Jun 14, 2007 01:05
So I stated officially for the first time today that I am not a Christian. I'm applying for an evening job at a Methodist Church, and they specifically ask if you are Christian, and if so, how you became one. And I cannot say that I am, even though it will probably affect whether or not I am considered for the job.
So, I stated, "No, I am a universalist Quaker" and in the how I became one section mentioned that I was raised in a Christian household but have grown up to appreciate and value diversity and personal spirituality no matter its form or title.
I've been struggling with this for a few months, after learning in the discussion group I'm a part of exactly what being Christian entails belief-wise. It's funny--because I've been citing Quakerism as a Christian denomination for the past several years in attempts to defend Christianity, and am irritated/bothered that this group that includes many Quakers can do and believe so many things I think are wrong. The struggle has been whether by rejecting Christianity I am just copping out, disgusted by my own religion, or if I'm rightly stating it's not mine.

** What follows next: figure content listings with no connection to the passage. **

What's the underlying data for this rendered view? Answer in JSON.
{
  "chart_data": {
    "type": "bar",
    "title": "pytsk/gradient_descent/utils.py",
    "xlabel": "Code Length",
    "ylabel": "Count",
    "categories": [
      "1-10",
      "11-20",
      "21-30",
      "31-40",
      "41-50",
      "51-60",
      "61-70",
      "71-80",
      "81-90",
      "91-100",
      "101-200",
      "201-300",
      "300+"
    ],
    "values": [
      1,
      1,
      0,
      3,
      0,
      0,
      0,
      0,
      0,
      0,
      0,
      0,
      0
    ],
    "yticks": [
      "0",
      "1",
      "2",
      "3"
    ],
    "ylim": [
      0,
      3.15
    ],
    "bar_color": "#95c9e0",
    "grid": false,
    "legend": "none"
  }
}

On a related note...at yearly meeting we focused on the roots and fruits of our Quakerism, and all gathering I was considering all the positive things that shaped my beliefs and it wasn't until the last night that I was jolted by another's message during worship sharing into considering the "sour fruits" of others that have specifically driven me AWAY from other communities of belief and into Quakerism. Truly, more than any welcome or amount of love I received from Quakers, what has most steered my personal spiritual journey have been those sour fruits of other Christians. It's so easy to focus on the positive over the painful, bitter and more influential negative.